Microparticles collected by the trial bus in Southampton, England weighed the same as a tennis ball.
CNN  — 

Using public transport is often a greener alternative to driving a car, and now one company is taking its green ambitions a step further – by developing a pollution-sucking fleet of buses.

Go-Ahead Group, a British transportation company with a fleet of 5,000 buses in total, confirmed to CNN that it is rolling out 11 new buses in towns and cities across England that clean the air as they go.

The buses will be fitted with a three-filter rooftop filtration system that sucks dirt and ultra-fine harmful particles out of the air.

It developed the filtration technology with Pall Aerospace, a company that also develops filtration systems for commercial and military aircraft.

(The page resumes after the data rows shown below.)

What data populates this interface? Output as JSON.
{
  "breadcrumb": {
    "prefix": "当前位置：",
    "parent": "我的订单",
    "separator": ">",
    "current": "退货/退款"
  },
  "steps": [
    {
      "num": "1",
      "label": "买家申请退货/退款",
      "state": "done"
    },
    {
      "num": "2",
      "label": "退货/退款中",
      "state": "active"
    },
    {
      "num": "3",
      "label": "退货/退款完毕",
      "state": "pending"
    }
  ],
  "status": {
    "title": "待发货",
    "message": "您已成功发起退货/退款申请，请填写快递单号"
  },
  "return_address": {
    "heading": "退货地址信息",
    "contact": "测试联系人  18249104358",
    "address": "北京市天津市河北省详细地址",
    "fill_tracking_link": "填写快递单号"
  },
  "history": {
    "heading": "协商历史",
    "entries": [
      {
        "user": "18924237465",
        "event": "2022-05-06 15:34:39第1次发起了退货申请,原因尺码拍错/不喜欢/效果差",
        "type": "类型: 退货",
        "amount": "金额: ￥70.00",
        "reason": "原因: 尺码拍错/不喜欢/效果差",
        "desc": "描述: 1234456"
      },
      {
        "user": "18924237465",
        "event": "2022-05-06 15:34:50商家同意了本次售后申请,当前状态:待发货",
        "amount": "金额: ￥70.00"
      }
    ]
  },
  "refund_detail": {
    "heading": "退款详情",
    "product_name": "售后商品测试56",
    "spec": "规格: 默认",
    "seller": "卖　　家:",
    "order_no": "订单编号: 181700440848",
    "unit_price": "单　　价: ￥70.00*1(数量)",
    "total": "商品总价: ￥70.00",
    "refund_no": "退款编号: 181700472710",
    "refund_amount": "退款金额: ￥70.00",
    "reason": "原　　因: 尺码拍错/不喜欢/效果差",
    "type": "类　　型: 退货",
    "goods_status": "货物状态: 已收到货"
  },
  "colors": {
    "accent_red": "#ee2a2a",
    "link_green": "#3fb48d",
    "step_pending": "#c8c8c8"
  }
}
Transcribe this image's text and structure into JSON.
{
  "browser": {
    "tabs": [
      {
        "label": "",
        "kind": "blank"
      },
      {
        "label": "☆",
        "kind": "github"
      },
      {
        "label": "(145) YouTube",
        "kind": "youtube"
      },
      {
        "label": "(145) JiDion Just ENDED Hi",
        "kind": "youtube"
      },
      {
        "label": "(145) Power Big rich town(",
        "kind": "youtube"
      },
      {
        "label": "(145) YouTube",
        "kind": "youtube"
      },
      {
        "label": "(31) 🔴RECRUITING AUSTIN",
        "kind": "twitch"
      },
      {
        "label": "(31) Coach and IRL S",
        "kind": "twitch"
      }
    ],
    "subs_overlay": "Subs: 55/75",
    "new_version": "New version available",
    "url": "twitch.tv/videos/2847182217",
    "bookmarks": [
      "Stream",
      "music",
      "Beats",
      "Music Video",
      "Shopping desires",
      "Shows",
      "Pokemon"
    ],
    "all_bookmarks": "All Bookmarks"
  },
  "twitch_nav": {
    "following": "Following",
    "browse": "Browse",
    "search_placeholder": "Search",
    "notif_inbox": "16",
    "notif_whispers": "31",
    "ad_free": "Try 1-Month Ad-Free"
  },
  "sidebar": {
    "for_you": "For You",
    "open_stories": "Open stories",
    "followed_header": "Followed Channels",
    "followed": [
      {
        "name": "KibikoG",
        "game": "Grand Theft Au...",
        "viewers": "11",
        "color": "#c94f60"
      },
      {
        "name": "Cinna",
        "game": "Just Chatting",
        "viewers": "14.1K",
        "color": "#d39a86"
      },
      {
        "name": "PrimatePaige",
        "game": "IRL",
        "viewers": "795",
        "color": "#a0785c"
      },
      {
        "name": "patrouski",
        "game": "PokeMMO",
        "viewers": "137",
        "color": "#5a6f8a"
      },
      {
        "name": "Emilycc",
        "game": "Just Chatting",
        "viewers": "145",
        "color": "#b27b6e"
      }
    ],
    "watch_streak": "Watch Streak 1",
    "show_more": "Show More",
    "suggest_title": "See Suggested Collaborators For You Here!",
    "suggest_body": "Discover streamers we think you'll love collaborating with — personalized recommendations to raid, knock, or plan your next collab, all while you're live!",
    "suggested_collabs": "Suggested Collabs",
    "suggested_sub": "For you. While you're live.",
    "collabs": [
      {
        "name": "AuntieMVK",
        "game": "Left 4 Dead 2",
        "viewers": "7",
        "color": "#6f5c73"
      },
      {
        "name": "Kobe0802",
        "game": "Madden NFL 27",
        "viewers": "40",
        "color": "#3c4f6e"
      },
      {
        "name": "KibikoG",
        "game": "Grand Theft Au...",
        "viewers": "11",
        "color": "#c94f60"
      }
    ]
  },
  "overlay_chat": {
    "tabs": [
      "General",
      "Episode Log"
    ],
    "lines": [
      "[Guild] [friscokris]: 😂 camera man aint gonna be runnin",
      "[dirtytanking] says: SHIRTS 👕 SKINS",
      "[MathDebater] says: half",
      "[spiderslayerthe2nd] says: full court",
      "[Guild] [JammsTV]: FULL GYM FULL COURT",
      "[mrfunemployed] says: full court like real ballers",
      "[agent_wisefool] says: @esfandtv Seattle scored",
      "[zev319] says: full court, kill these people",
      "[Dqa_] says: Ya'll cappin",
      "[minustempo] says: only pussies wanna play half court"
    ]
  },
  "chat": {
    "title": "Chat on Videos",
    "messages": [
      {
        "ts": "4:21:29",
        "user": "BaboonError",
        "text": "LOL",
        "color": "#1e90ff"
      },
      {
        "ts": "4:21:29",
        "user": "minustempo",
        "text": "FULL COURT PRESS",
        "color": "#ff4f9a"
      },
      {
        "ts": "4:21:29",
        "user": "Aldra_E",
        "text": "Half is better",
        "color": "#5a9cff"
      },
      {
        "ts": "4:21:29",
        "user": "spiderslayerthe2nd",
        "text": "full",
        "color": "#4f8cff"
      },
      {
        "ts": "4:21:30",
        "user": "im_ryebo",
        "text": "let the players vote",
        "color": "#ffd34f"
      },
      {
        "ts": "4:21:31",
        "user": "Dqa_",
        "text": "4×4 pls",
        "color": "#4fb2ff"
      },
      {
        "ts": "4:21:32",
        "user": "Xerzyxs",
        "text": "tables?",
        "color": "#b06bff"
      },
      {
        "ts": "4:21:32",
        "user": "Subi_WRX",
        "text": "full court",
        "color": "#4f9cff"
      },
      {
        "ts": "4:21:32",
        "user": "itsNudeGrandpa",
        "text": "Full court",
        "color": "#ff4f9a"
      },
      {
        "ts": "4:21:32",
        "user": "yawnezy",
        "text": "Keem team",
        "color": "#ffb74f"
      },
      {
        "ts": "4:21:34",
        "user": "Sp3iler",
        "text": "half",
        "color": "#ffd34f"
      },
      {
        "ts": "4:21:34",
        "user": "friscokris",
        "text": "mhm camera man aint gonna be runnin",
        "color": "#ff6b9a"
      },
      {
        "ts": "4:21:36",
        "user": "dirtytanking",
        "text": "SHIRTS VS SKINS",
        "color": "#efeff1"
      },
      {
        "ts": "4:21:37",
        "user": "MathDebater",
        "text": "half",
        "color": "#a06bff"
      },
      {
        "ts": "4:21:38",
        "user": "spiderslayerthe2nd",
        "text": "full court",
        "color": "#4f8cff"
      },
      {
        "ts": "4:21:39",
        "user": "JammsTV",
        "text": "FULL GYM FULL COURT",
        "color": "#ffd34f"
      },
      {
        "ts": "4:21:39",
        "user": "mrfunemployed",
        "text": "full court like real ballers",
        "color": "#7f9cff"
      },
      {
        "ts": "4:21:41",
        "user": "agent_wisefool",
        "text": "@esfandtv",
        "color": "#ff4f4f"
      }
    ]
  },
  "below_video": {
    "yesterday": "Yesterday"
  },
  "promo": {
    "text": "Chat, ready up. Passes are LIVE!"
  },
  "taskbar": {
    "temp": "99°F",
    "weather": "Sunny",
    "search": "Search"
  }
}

The rollout, which begins this summer, follows a successful trial of one bus in Southampton, which was found to be capable of “cleaning” 3.2 million cubic meters (113 million cubic feet) of city air in 100 days.

The microparticles sucked into the filters weighed the equivalent of a tennis ball, Go-Ahead Group said.

The buses themselves are fueled by diesel, a spokesperson confirmed, though he said the engines were “Euro 6”-compliant – a vehicle emissions standard set as acceptable by the European Union.

“We want to play our part in tackling the crisis in urban air quality and show that buses can be integral to cleaning up our cities,” David Brown, Go-Ahead’s chief executive, said in a statement to CNN.

While Go-Ahead is believed to be the first company in the UK to develop an air-filtering bus, it is not the first in the world.

Buses fitted with a rooftop air filtration system were rolled out in Delhi in 2018, in a move designed to help tackle the city’s pollution problem.

The five buses were developed by the Manav Rachna Innovation and Incubation Centre as part of a pilot, with 30 more buses set to be introduced in future, according to India’s Ministry of Environment, Forestry and Climate Change.